«La compagnia dei frati di san Domenico venne pel morto....» le rispondevano.

«Avvisatela che si trattenga un'ora e porterà via anche me,» Ciò detto, riabbassò le palpebre e s'immerse di nuovo nel letargo della decrepitezza.

La fama dell'angoscia mortale del Morticino correva di bocca in bocca, e molti ne sentivano pietà; più molti, sapendolo fastidievole e tristo, pensavano gli avesse Dio mandata quella tribolazione per umiliarlo. Quando giunse all'orecchio di Dante da Castiglione, questi, siccome era magnanimo, deposto subitamente ogni rancore, deliberò di farsi a confortarlo: invano voleva rammentarsi la ingiuria patita; lo avrebbe odiato felice, ma lo amava misero; e parendogli ancora di potergli dire cosa che lo avrebbe richiamato da morte a vita, statuì seco stesso di non indugiare più oltre, perocchè in compagnia del Martelli, del Busini, del Bichi, dell'Arsoli e di altri illustri soldati e cittadini s'incamminò alla volta del palazzo degli Antinori.

Il Morticino non si accorse della loro venuta. Dante gli si accostò e, ponendogli una mano sopra la spalla, gli disse una sola parola. Di repente nel Morticino la virtù dello sguardo si rifece viva, lascia la mano del morto, trasalisce, guarda fisso Dante nel volto e con immensa passione esclama:

«Bada di non ingannarmi.»

«La mia bocca ignora la menzogna, ed apparécchiati.»

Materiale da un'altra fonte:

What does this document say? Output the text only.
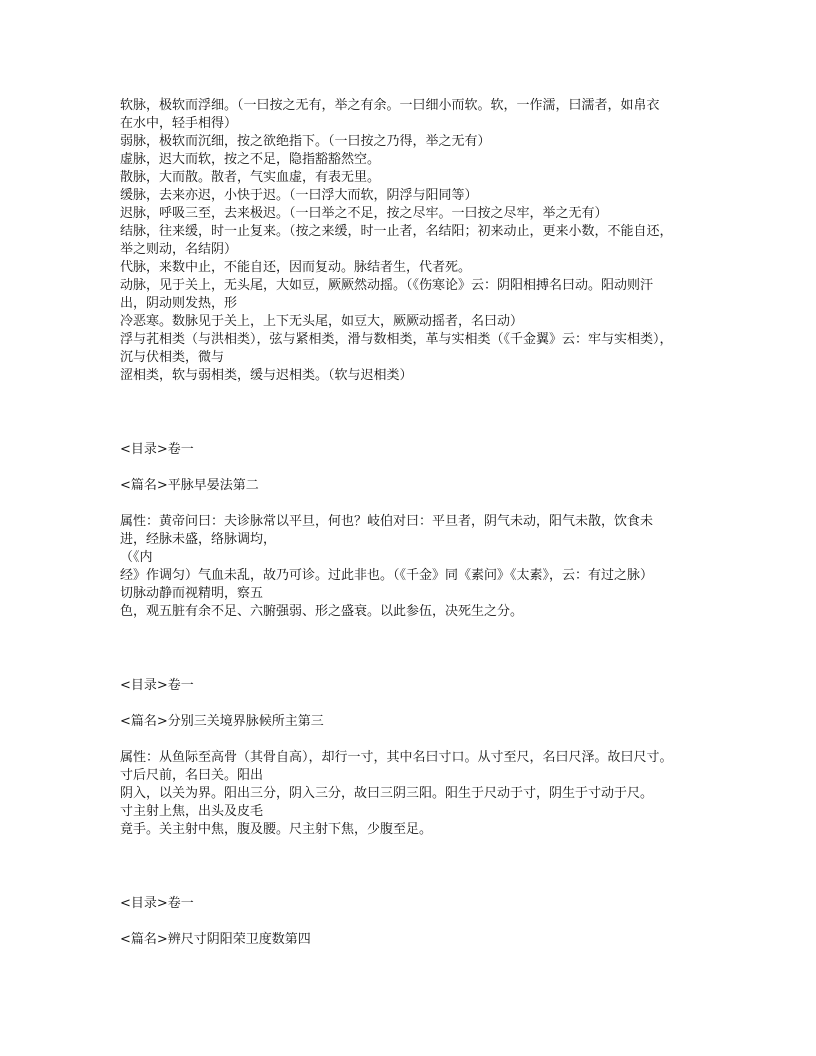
软脉，极软而浮细。（一曰按之无有，举之有余。一曰细小而软。软，一作濡，曰濡者，如帛衣
在水中，轻手相得）
弱脉，极软而沉细，按之欲绝指下。（一曰按之乃得，举之无有）
虚脉，迟大而软，按之不足，隐指豁豁然空。
散脉，大而散。散者，气实血虚，有表无里。
缓脉，去来亦迟，小快于迟。（一曰浮大而软，阴浮与阳同等）
迟脉，呼吸三至，去来极迟。（一曰举之不足，按之尽牢。一曰按之尽牢，举之无有）
结脉，往来缓，时一止复来。（按之来缓，时一止者，名结阳；初来动止，更来小数，不能自还，
举之则动，名结阴）
代脉，来数中止，不能自还，因而复动。脉结者生，代者死。
动脉，见于关上，无头尾，大如豆，厥厥然动摇。（《伤寒论》云：阴阳相搏名曰动。阳动则汗
出，阴动则发热，形
冷恶寒。数脉见于关上，上下无头尾，如豆大，厥厥动摇者，名曰动）
浮与芤相类（与洪相类），弦与紧相类，滑与数相类，革与实相类（《千金翼》云：牢与实相类），
沉与伏相类，微与
涩相类，软与弱相类，缓与迟相类。（软与迟相类）
<目录>卷一
<篇名>平脉早晏法第二
属性：黄帝问曰：夫诊脉常以平旦，何也？岐伯对曰：平旦者，阴气未动，阳气未散，饮食未
进，经脉未盛，络脉调均，
（《内
经》作调匀）气血未乱，故乃可诊。过此非也。（《千金》同《素问》《太素》，云：有过之脉）
切脉动静而视精明，察五
色，观五脏有余不足、六腑强弱、形之盛衰。以此参伍，决死生之分。
<目录>卷一
<篇名>分别三关境界脉候所主第三
属性：从鱼际至高骨（其骨自高），却行一寸，其中名曰寸口。从寸至尺，名曰尺泽。故曰尺寸。
寸后尺前，名曰关。阳出
阴入，以关为界。阳出三分，阴入三分，故曰三阴三阳。阳生于尺动于寸，阴生于寸动于尺。
寸主射上焦，出头及皮毛
竟手。关主射中焦，腹及腰。尺主射下焦，少腹至足。
<目录>卷一
<篇名>辨尺寸阴阳荣卫度数第四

Allora il Morticino gli si abbandona nelle braccia, e alcune lacrime rare gli solcarono il volto bianco, quasi goccie di rugiada sgorganti dal cavo degli occhi di una statua, dove in troppa copia le depose l'aurora. Nè per questa volta si pentì dell'amplesso; — lungo si produsse e smanioso; — mosso dalla ferocia, non già dall'amore, il Morticino avrebbe abbracciato un ferro rovente.

Egli è da sapersi, che il Castiglione, amico del Carduccio, conobbe da lui apparecchiarsi in quella notte una incamiciata contro il campo nemico, ed egli aveva promesso di conservare il segreto ad eccezione di una sola persona, e questa persona fu il Morticino degli Antinori.

Il muto affanno del Morticino si converte in ebbra loquacità: cibo prende e bevanda; corre di su e di giù, chiama, urla e tempesta, allestisce le armi, tenta il taglio della spada e della daga, ora prorompe in risa sfrenate, ora in minaccie o in bestemmie. I servi non sapevano se meritasse maggiore compassione, adesso in quel folle affaccendarsi, o dianzi nella sua cupa immobilità.

Poi disse volersi riposare, impose ai servi lo chiamassero all'ora dell'Ave Maria, badassero di non obliarlo, o mal per loro: si pose in fatti a giacere sperando quiete; invano però, chè lo starsi gl'increbbe meglio del camminare: si volge sopra questo o quel lato, e forte geme e respinge con grande sforzo di respiro l'aria che pareva soffocarlo; pur chiuse gli occhi, e le vicende orribili della veglia gli rotearono pel capo più orribili ancora, scomposte o fantastiche; dopo un lungo flagellarsi su quell'aculeo di letto, all'improvviso sogna essere la incamiciata finita, ritirarsi le compagnie, giungere troppo tardo... fallita del tutto l'impresa: — si sveglia di soprassalto cacciando un grido e si precipita giù dalle piume.